Friday, September 17, 2004

Not myself...

Yesterday I had one of those days where you just don't feel like yourself. I wasn't responding like myself. I didn't feel like I knew quite how to feel. I was tired, but not really. Awake and alive, but not really. I don't know why! I wonder what makes me feel that way! Maybe it was just one of those days... They're kind of nice to have once in awhile...kind of makes me more introspective, reflective, or dependent on God. Sometimes it teaches me to seek only reassurance from God and not people. I think those days are good once in awhile, but boy are they weird!

Today I think I'm back to normal...at least I feel like it! It's Friday and finally I feel somewhat rested...good thing, in case I want to have a big shindig of a Friday night! I don't know what the plan is, however. We'll see...One more wedding to attend tomorrow...counting down the people who are engaged and yet to be married, and still counting down the days till I myself am one of them...counting down from what number? Eternity. Don't get me wrong here...I'm not in a big hurry at all, that's for sure!
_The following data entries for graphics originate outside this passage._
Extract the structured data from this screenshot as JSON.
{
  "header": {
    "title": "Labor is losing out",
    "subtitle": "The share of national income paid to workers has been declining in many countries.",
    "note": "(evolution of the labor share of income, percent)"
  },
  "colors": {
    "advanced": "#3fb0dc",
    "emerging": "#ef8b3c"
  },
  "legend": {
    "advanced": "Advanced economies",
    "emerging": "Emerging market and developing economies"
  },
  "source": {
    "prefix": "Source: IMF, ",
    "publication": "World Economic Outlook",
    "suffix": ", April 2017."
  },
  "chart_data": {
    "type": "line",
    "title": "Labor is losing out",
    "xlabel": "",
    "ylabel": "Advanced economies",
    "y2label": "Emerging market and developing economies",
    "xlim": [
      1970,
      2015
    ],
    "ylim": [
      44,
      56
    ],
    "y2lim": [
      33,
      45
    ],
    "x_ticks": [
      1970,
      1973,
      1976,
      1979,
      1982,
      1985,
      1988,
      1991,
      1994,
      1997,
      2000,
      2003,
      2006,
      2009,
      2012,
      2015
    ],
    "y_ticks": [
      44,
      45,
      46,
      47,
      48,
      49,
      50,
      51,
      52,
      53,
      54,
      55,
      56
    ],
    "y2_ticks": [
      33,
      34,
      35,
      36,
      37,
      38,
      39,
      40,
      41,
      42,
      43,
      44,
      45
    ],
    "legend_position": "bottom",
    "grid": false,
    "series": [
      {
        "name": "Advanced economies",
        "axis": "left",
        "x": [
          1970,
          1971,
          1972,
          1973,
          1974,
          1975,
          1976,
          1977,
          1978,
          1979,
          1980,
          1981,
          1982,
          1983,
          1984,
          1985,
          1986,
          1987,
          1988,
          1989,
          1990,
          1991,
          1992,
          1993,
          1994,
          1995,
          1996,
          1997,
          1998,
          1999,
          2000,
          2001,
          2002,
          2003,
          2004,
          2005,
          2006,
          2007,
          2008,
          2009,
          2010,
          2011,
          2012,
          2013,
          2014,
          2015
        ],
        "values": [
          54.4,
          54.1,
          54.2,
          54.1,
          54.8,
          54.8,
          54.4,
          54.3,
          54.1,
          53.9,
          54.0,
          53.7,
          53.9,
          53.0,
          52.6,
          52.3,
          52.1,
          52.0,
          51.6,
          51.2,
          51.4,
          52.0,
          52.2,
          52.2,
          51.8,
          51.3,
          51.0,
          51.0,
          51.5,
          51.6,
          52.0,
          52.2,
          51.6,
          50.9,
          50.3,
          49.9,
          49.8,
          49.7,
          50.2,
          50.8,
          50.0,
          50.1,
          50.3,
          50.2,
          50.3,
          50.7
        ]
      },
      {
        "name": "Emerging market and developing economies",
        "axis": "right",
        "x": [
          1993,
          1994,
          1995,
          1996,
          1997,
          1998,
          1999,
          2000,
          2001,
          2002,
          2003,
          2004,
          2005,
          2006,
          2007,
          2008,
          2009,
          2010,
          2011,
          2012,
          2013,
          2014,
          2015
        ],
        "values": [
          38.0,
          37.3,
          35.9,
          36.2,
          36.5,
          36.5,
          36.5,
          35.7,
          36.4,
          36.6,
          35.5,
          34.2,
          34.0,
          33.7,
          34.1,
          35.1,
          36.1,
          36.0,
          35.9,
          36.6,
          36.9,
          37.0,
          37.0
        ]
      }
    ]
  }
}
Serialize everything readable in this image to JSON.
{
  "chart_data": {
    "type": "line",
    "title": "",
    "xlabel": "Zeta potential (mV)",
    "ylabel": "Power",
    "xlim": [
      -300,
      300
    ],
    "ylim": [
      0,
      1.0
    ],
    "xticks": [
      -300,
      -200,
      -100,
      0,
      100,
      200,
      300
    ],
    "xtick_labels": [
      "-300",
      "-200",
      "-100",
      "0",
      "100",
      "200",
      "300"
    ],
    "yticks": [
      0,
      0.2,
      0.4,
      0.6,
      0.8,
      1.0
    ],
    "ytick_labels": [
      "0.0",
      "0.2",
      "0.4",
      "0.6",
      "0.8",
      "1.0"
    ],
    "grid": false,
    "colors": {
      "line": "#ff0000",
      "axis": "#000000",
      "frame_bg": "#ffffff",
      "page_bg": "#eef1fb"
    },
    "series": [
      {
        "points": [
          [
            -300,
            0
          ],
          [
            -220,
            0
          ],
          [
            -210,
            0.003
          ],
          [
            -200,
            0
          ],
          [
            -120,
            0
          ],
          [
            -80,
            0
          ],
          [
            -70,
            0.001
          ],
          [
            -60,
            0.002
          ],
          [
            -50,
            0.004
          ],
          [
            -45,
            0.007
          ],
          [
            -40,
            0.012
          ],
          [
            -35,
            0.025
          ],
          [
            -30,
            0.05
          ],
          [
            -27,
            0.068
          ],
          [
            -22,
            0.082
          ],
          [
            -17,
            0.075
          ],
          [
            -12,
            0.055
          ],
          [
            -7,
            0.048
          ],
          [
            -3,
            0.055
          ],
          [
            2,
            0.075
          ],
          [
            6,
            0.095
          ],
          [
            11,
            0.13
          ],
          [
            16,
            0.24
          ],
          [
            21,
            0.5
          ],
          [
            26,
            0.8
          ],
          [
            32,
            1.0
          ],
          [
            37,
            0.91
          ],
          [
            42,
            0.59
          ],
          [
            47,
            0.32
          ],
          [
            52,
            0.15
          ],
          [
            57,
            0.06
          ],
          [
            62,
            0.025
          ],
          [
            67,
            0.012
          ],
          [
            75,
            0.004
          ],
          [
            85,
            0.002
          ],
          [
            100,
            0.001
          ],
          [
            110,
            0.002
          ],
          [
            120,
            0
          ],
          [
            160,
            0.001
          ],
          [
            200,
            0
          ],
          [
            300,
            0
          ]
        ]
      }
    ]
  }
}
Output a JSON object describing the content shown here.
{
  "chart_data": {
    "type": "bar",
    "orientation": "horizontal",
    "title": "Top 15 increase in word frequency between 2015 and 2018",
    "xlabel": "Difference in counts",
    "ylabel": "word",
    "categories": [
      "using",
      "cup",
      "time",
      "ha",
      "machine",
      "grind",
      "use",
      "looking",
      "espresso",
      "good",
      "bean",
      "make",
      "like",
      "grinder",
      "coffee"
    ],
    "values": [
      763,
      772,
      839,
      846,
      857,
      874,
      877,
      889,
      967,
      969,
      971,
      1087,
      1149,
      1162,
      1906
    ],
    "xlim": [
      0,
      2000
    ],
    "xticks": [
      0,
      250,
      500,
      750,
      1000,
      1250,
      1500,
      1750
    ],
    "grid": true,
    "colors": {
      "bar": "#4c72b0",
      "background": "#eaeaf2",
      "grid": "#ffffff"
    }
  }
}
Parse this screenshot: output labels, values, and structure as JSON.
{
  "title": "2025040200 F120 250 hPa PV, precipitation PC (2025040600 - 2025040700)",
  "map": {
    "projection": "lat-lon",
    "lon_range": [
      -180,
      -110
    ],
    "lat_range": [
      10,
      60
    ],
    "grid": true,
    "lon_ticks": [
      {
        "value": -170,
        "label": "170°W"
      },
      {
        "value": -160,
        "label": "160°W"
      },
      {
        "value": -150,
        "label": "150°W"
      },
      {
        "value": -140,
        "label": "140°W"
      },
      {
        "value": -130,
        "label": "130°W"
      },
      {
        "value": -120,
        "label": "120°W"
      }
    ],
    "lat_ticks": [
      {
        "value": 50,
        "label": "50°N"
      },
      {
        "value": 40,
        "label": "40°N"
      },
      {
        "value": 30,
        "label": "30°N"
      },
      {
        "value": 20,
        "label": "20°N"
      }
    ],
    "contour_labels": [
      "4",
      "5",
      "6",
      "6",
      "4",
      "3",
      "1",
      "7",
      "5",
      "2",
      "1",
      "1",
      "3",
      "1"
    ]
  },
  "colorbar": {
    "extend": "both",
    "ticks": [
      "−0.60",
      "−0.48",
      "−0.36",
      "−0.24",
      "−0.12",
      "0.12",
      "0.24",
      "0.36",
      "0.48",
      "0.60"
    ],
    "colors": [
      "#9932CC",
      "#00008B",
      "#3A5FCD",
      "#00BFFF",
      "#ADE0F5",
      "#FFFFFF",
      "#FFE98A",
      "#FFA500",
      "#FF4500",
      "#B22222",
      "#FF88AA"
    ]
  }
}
But I definitely look forward to it! I won't pretend that I absolutely love being single...there are days when I do...but then there are days when I'm impatient. For now I'll enjoy getting creative ideas from other people's weddings.

How about this beautiful weather? Nice? I think so. Warm, perfect days...Cool, breezy, chili, football game, and bonfire-kind-of-nights. I like it.

One week from tonight? Dave Barnes & Matt Wertz...Illinois Wesleyan University...8:00 p.m...Doors open @ 7. Be there.